Asha eats and watches the mehndi artists demonstrate their handiwork. When one of the artists is free, Priya nudges her forward. “Something simple,” Asha says, “like that, maybe.” She points to a sun design worn by another girl. In under five minut
es, both of Asha’s palms are adorned with radiant spheres. The mehndi artist applies a layer of lemon juice and then oil to the design after it dries, and tells her to leave it on for as long as possible for a dark stain. In the morning, she is fascinated by the beautiful red designs left behind after she scrapes off the dried mudlike material, and can’t stop looking at her own hands all day.
THE WEDDING TAKES PLACE TWO NIGHTS LATER. AS SOON AS Asha walks through the gates of the Cricket Club of India, she stops cold at the sight before her. The entire grounds, perhaps the size of two football fields, are covered in luxurious furnishings that have been transported here for the occasion: ornate chaise lounges, carved tables, silk pillows, tented ceilings draped delicately overhead. It looks like an enormous outdoor palace. There are thousands of guests milling about, and an almost equivalent number of servers holding silver trays of food and drinks. Asha’s concerns about looking too flashy in her new lengha are supplanted by the realization that she is rather underdressed compared to other women, draped in lustrous saris and dripping with jewelry.
“Come on, yaar,” Priya says, grabbing her by the elbow. “Close your mouth, you look like you’ve never been to an Indian wedding before!” Asha follows her cousins around mutely for a while, staring in wonderment at the transformation of the cricket field.
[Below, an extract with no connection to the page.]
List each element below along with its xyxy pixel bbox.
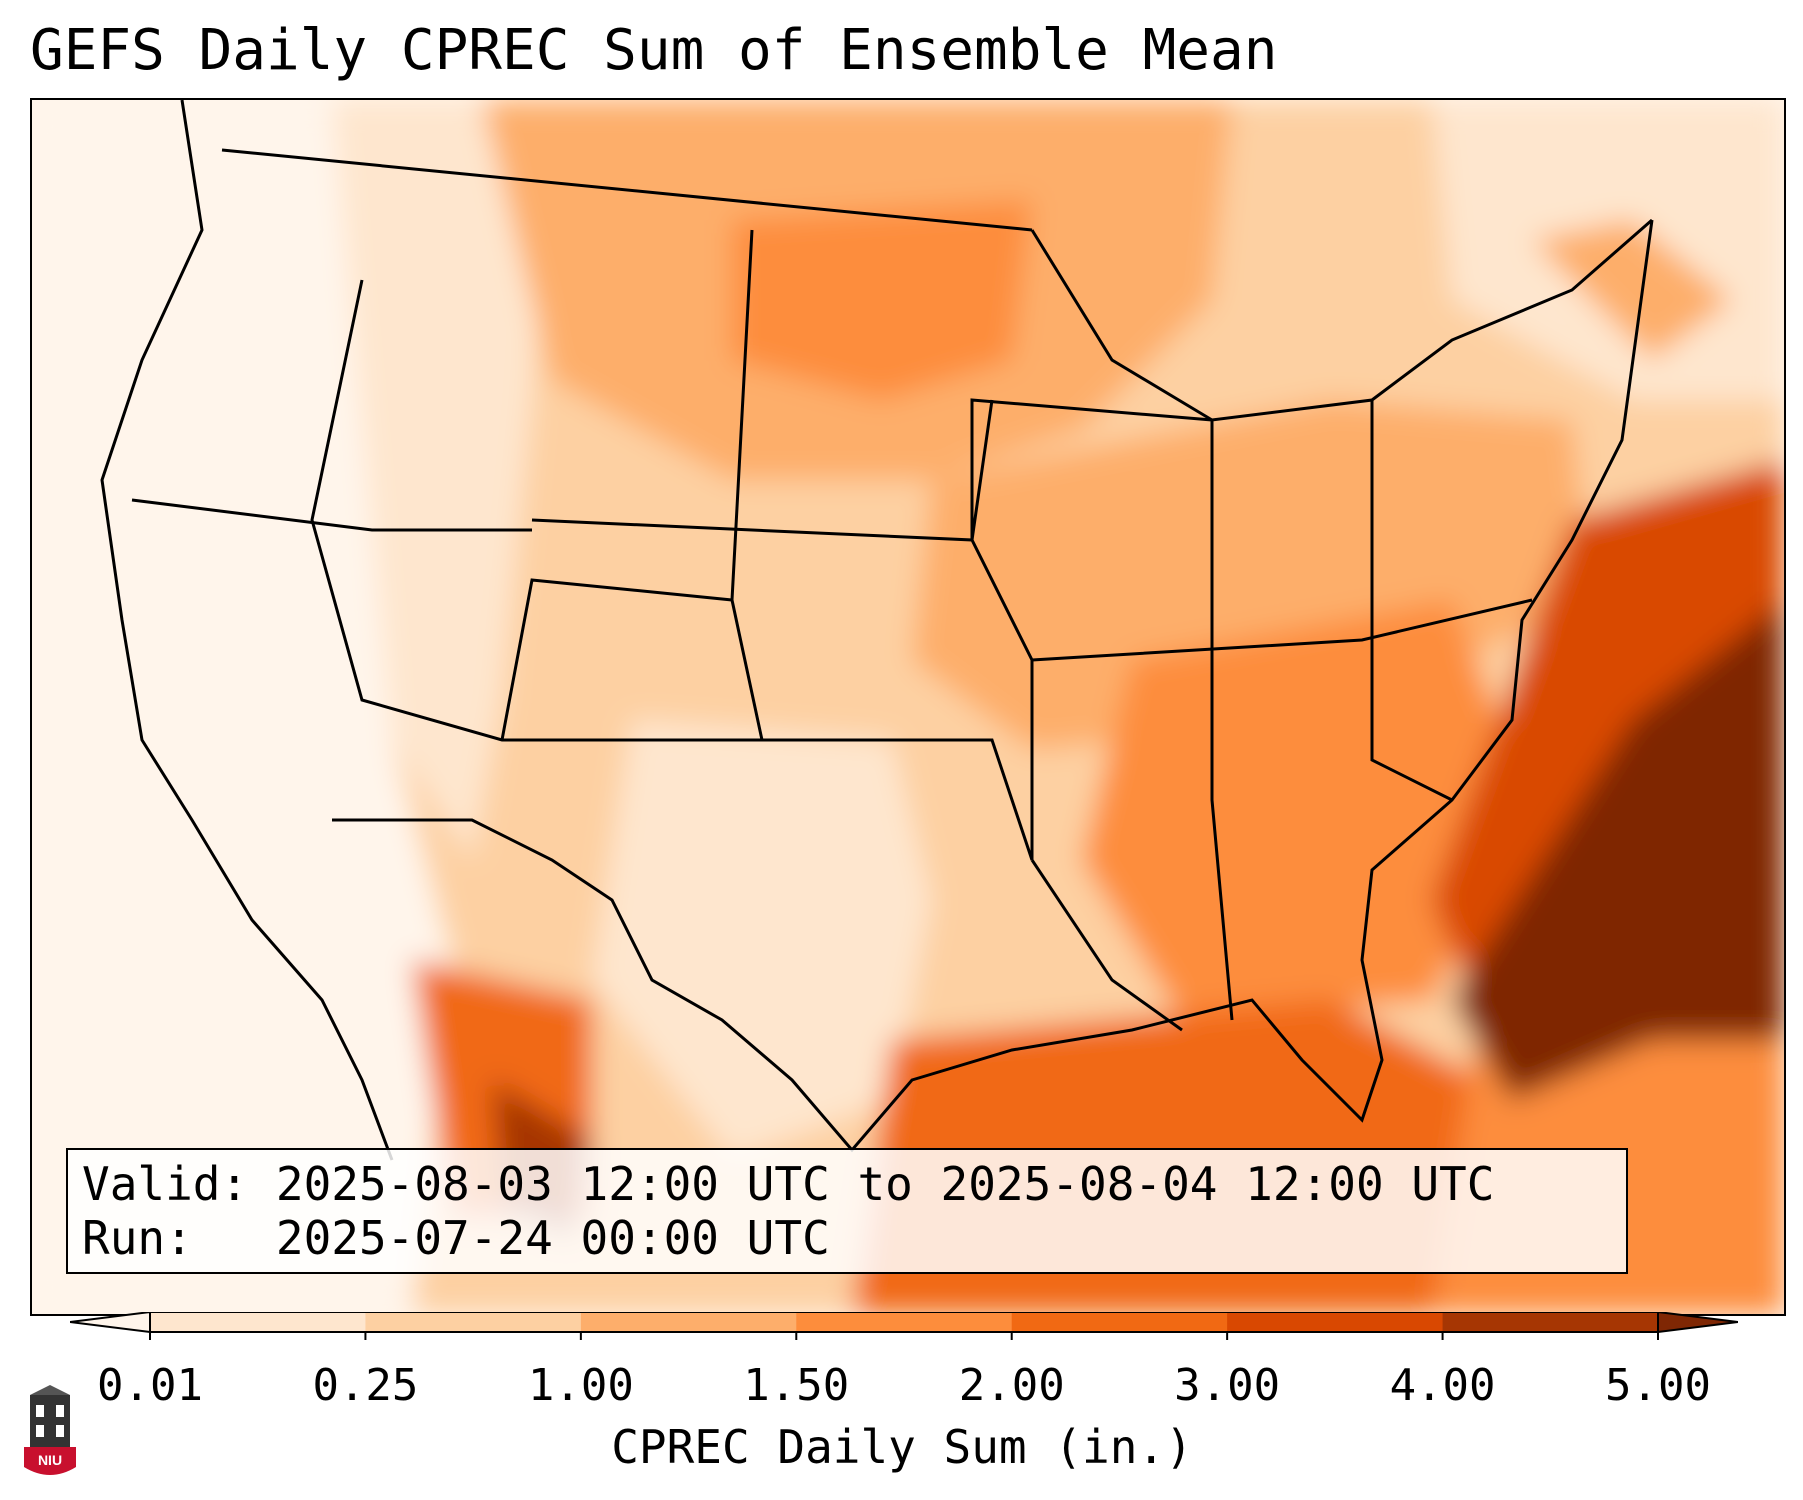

She wonders whether her parents’ wedding was like this, and then remembers the framed photo that hangs in their bedroom, of her mother in a simple sundress and her father in a suit at Golden Gate Park.
“…And this is Asha, my American cousin. She’s not only beautiful, but brilliant too,” Priya says, nudging her in the ribs. Asha shifts her attention to see an extended hand in front of her, and follows it all the way to its owner. Her eyes widen at the sight of him.